Et maintenant, la Panthère Plusieurs :
son parfum lointain, pompable,
attrape et ne se laisse pas capter
dans le principe.

Les trois premiers vers présentent une scène de cirque (« Et maintenant, la Panthère… »), puis de chasse, d’abord marginalement entortillée par un prénom bizarrement abstrait « Plusieurs » (v. 1), puis par un adjectif incongru non seulement parce qu’il n’existe simplement pas (v, 2) mais aussi dans le rapport à ce qu’il qualifie (pompe-t-on un parfum ?).

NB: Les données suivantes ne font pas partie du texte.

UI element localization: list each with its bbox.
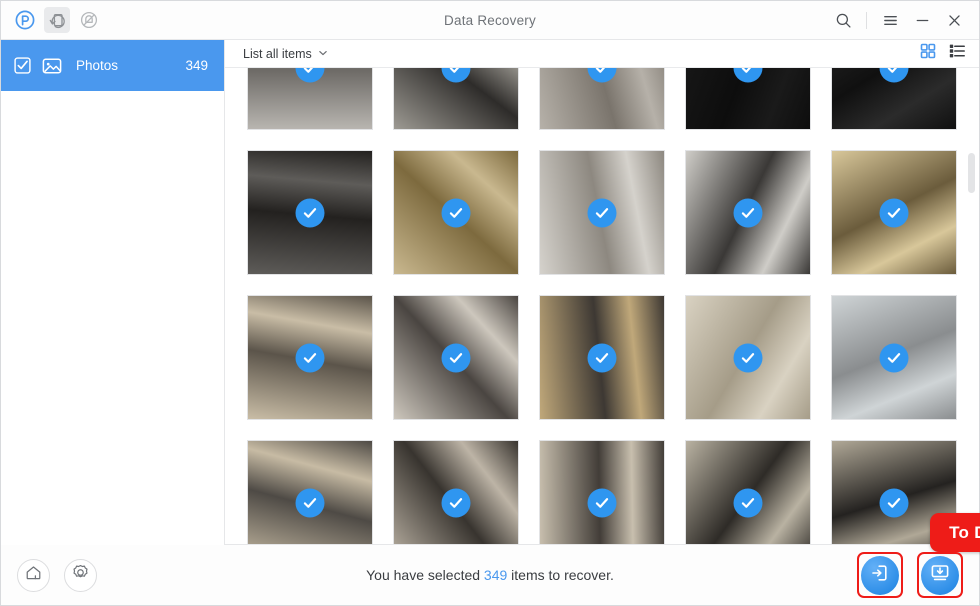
window-controls — [828, 5, 979, 35]
home-button[interactable] — [17, 558, 50, 592]
main-body: Photos 349 List all items To — [1, 40, 980, 552]
sidebar-item-label: Photos — [76, 58, 119, 73]
arrow-into-device-icon — [868, 561, 892, 590]
image-icon — [41, 55, 63, 77]
sidebar-item-photos[interactable]: Photos 349 — [1, 40, 224, 91]
close-icon[interactable] — [939, 5, 969, 35]
status-prefix: You have selected — [366, 567, 484, 583]
footer-action-buttons — [857, 552, 963, 598]
home-icon — [24, 563, 43, 587]
recover-to-device-button[interactable] — [861, 555, 899, 595]
menu-icon[interactable] — [875, 5, 905, 35]
sidebar-item-count: 349 — [185, 58, 208, 73]
footer-bar: You have selected 349 items to recover. — [1, 545, 979, 605]
recover-to-computer-button[interactable] — [921, 555, 959, 595]
content-area: List all items To — [225, 40, 980, 552]
settings-button[interactable] — [64, 558, 97, 592]
recover-from-device-icon[interactable] — [44, 7, 70, 33]
selection-status: You have selected 349 items to recover. — [1, 567, 979, 583]
status-count: 349 — [483, 567, 508, 583]
gear-icon — [71, 563, 90, 587]
footer-left-controls — [17, 558, 97, 592]
control-divider — [866, 11, 867, 29]
status-suffix: items to recover. — [507, 567, 614, 583]
download-to-computer-icon — [928, 561, 952, 590]
checkbox-checked-icon[interactable] — [13, 56, 32, 75]
title-bar-mode-icons — [1, 7, 102, 33]
recover-to-computer-highlight — [917, 552, 963, 598]
recover-to-device-highlight — [857, 552, 903, 598]
app-logo-icon — [12, 7, 38, 33]
callout-tail-computer — [225, 40, 979, 545]
sidebar: Photos 349 — [1, 40, 225, 545]
recover-from-backup-icon[interactable] — [76, 7, 102, 33]
callout-to-device: To Device — [930, 513, 980, 552]
minimize-icon[interactable] — [907, 5, 937, 35]
callout-to-device-label: To Device — [949, 522, 980, 542]
application-window: Data Recovery Photos 349 List all items … — [0, 0, 980, 606]
title-bar: Data Recovery — [1, 1, 979, 40]
search-icon[interactable] — [828, 5, 858, 35]
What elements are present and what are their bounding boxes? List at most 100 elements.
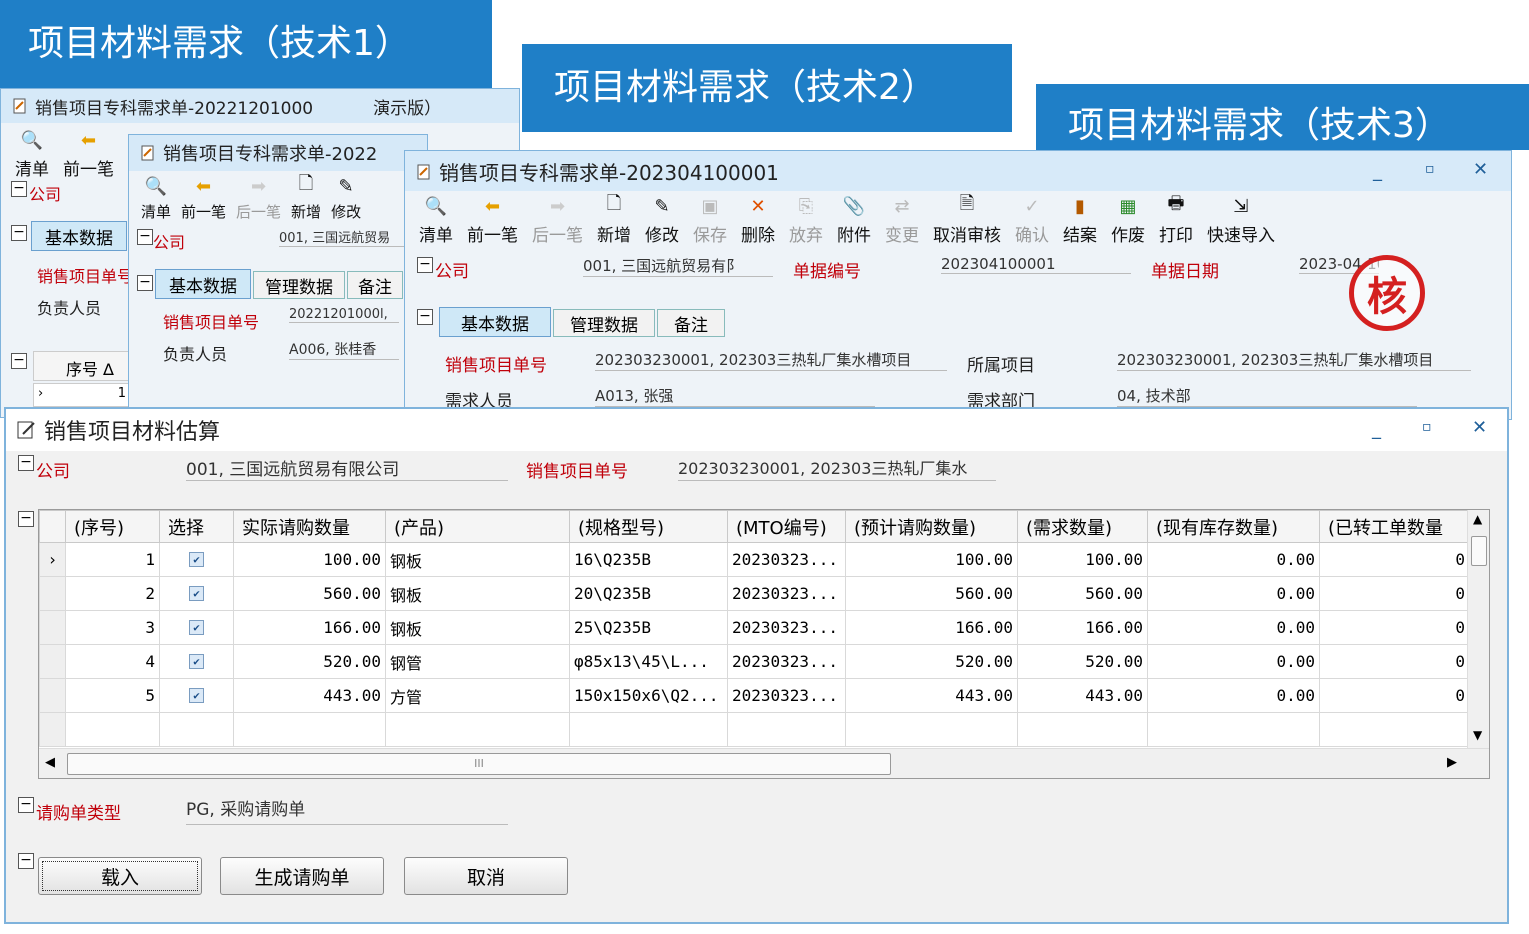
column-header-need-qty[interactable]: (需求数量): [1017, 510, 1148, 543]
checkbox[interactable]: ✔: [189, 552, 204, 567]
checkbox[interactable]: ✔: [189, 620, 204, 635]
row-header[interactable]: [39, 678, 66, 713]
cell-select[interactable]: ✔: [159, 610, 234, 645]
table-row[interactable]: 3 ✔ 166.00 钢板 25\Q235B 20230323... 166.0…: [39, 610, 1470, 645]
scroll-left-icon[interactable]: ◀: [45, 755, 55, 770]
tab-notes[interactable]: 备注: [347, 271, 403, 299]
close-icon[interactable]: ✕: [1472, 417, 1487, 438]
next-button[interactable]: ➡ 后一笔: [532, 195, 583, 247]
req-dept-value[interactable]: 04, 技术部: [1117, 385, 1417, 407]
seq-column-header[interactable]: 序号 ∆: [66, 356, 114, 380]
row-header[interactable]: [39, 610, 66, 645]
tab-management-data[interactable]: 管理数据: [553, 309, 655, 337]
company-value[interactable]: 001, 三国远航贸易有限公司: [186, 455, 508, 481]
close-icon[interactable]: ✕: [1473, 159, 1488, 180]
checkbox[interactable]: ✔: [189, 654, 204, 669]
void-button[interactable]: ▦ 作废: [1111, 195, 1145, 247]
cancel-button[interactable]: 取消: [404, 857, 568, 895]
scroll-down-icon[interactable]: ▼: [1473, 728, 1482, 742]
horizontal-scrollbar[interactable]: ◀ III ▶: [39, 748, 1489, 778]
tab-notes[interactable]: 备注: [657, 309, 725, 337]
list-button[interactable]: 🔍 清单: [15, 129, 49, 181]
scroll-hthumb[interactable]: III: [67, 753, 891, 775]
collapse-toggle[interactable]: −: [11, 181, 27, 197]
collapse-toggle[interactable]: −: [417, 257, 433, 273]
cancel-review-button[interactable]: 🗎 取消审核: [933, 193, 1001, 246]
list-button[interactable]: 🔍 清单: [141, 175, 171, 222]
column-header-product[interactable]: (产品): [385, 510, 570, 543]
column-header-select[interactable]: 选择: [159, 510, 234, 543]
maximize-icon[interactable]: ▫: [1425, 161, 1435, 177]
sales-no-value[interactable]: 202303230001, 202303三热轧厂集水: [678, 455, 996, 481]
load-button[interactable]: 载入: [38, 857, 202, 895]
tab-management-data[interactable]: 管理数据: [253, 271, 345, 299]
scroll-right-icon[interactable]: ▶: [1447, 755, 1457, 770]
company-value[interactable]: 001, 三国远航贸易有阝: [583, 255, 773, 277]
change-button[interactable]: ⇄ 变更: [885, 195, 919, 247]
project-value[interactable]: 202303230001, 202303三热轧厂集水槽项目: [1117, 349, 1471, 371]
tab-basic-data[interactable]: 基本数据: [439, 307, 551, 337]
new-button[interactable]: 🗋 新增: [597, 193, 631, 246]
column-header-est-qty[interactable]: (预计请购数量): [845, 510, 1018, 543]
row-header[interactable]: [39, 644, 66, 679]
sales-no-value[interactable]: 20221201000l,: [289, 307, 399, 323]
owner-value[interactable]: A006, 张桂香: [289, 339, 399, 360]
collapse-toggle[interactable]: −: [11, 225, 27, 241]
vertical-scrollbar[interactable]: ▲ ▼: [1467, 510, 1489, 748]
tab-basic-data[interactable]: 基本数据: [155, 269, 251, 299]
collapse-toggle[interactable]: −: [137, 275, 153, 291]
table-row[interactable]: › 1 ✔ 100.00 钢板 16\Q235B 20230323... 100…: [39, 542, 1470, 577]
edit-button[interactable]: ✎ 修改: [331, 175, 361, 222]
cell-actual-qty[interactable]: 560.00: [233, 576, 386, 611]
edit-button[interactable]: ✎ 修改: [645, 195, 679, 247]
quick-import-button[interactable]: ⇲ 快速导入: [1207, 195, 1275, 247]
row-header[interactable]: [39, 576, 66, 611]
sales-no-value[interactable]: 202303230001, 202303三热轧厂集水槽项目: [595, 349, 947, 371]
collapse-toggle[interactable]: −: [417, 309, 433, 325]
column-header-seq[interactable]: (序号): [65, 510, 160, 543]
next-button[interactable]: ➡ 后一笔: [236, 175, 281, 222]
req-person-value[interactable]: A013, 张强: [595, 385, 875, 407]
attachment-button[interactable]: 📎 附件: [837, 195, 871, 247]
cell-actual-qty[interactable]: 100.00: [233, 542, 386, 577]
table-row-empty[interactable]: [39, 712, 1470, 747]
scroll-thumb[interactable]: [1471, 536, 1487, 566]
table-row[interactable]: 2 ✔ 560.00 钢板 20\Q235B 20230323... 560.0…: [39, 576, 1470, 611]
print-button[interactable]: 🖶 打印: [1159, 193, 1193, 246]
doc-no-value[interactable]: 202304100001: [941, 255, 1131, 274]
maximize-icon[interactable]: ▫: [1422, 419, 1432, 435]
cell-actual-qty[interactable]: 166.00: [233, 610, 386, 645]
company-value[interactable]: 001, 三国远航贸易: [279, 227, 409, 247]
discard-button[interactable]: ⎘ 放弃: [789, 195, 823, 247]
cell-actual-qty[interactable]: 443.00: [233, 678, 386, 713]
confirm-button[interactable]: ✓ 确认: [1015, 195, 1049, 247]
column-header-actual-qty[interactable]: 实际请购数量: [233, 510, 386, 543]
column-header-spec[interactable]: (规格型号): [569, 510, 728, 543]
collapse-toggle[interactable]: −: [18, 797, 34, 813]
collapse-toggle[interactable]: −: [18, 853, 34, 869]
cell-actual-qty[interactable]: 520.00: [233, 644, 386, 679]
collapse-toggle[interactable]: −: [18, 511, 34, 527]
scroll-up-icon[interactable]: ▲: [1473, 512, 1482, 526]
prev-button[interactable]: ⬅ 前一笔: [63, 129, 114, 181]
collapse-toggle[interactable]: −: [137, 229, 153, 245]
pr-type-value[interactable]: PG, 采购请购单: [186, 795, 508, 825]
cell-select[interactable]: ✔: [159, 576, 234, 611]
row-header[interactable]: [39, 712, 66, 747]
cell-select[interactable]: ✔: [159, 678, 234, 713]
cell-select[interactable]: ✔: [159, 542, 234, 577]
table-row[interactable]: 4 ✔ 520.00 钢管 φ85x13\45\L... 20230323...…: [39, 644, 1470, 679]
column-header-mto[interactable]: (MTO编号): [727, 510, 846, 543]
checkbox[interactable]: ✔: [189, 688, 204, 703]
list-button[interactable]: 🔍 清单: [419, 195, 453, 247]
checkbox[interactable]: ✔: [189, 586, 204, 601]
new-button[interactable]: 🗋 新增: [291, 173, 321, 222]
prev-button[interactable]: ⬅ 前一笔: [181, 175, 226, 222]
collapse-toggle[interactable]: −: [18, 455, 34, 471]
close-case-button[interactable]: ▮ 结案: [1063, 195, 1097, 247]
prev-button[interactable]: ⬅ 前一笔: [467, 195, 518, 247]
generate-pr-button[interactable]: 生成请购单: [220, 857, 384, 895]
cell-select[interactable]: ✔: [159, 644, 234, 679]
minimize-icon[interactable]: _: [1373, 161, 1382, 182]
table-row[interactable]: 5 ✔ 443.00 方管 150x150x6\Q2... 20230323..…: [39, 678, 1470, 713]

Jusque-là, pourtant, la scène narrative ne vacille qu’à la marge, dans ses accidents ; le parallélisme des plans de sens résiste globalement. Chaque vers semble évoluer sur un plan de sens à peu près homogène. C’est également le cas du troisième vers, qui apparaît comme (seulement) paradoxal : l’animal n’est pas attrapé, il attrape. Plus compliqué : quelque chose en lui attrape. Or, c’est son parfum : précisément le genre de chose qui ne s’attrape pas. Deux fois le retournement des connotations attendues : le passif est actif ; l’insaisissable est saisi ; l’insaisissable du passif saisit. Mais nous restons sur un plan homogène. Tout dégringole dans la queue de la phrase, le quatrième vers qui vient imposer un plan de sens clairement métaphysique. Or, ce qui est intéressant, c’est que cette présence de la queue ne suffit pas à surdéterminer le reste des aventures de la panthère, c’est-à-dire à « traduire » les vers précédents dans un langage philosophique sans reste : même si l’on a envie de paraphraser, c’est-à-dire de ramener un plan de sens à l’autre (imaginons quelque chose comme « le sens de l’art échappe aux tentations de fondations philosophiques »), il y a des restes : quel serait l’équivalent du parfum, dans ce déchiffrage ? Il reste là, une chose, au milieu du vers. Légère, à peine matérielle, mais tout de même. Décidemment le sens de l’art échappe aux tentations de fondations philosophiques, semble dire elle aussi l’existence de ce reste. Le performer. Si c’est le cas, on se retrouve face à une construction redoutable : le poème, par une sorte de fable, signifie et performe que la poésie est irréductible à sa signification. C’est là une sous-espèce du paradoxe du menteur : si c’est le cas, les vers qui le disent sont irréductibles – et échappent, par le fait – à cette signification que je leur prête, du fait même qu’ils l’exemplifient. Dans cette hypothèse, l’impossibilité de la paraphrase (dont on fera par défaut un critère de poésie) repose moins sur la coexistence de deux plans de sens que sur la performativité d’une phrase qui pointe en même temps vers l’allégorie et la matérialité brute.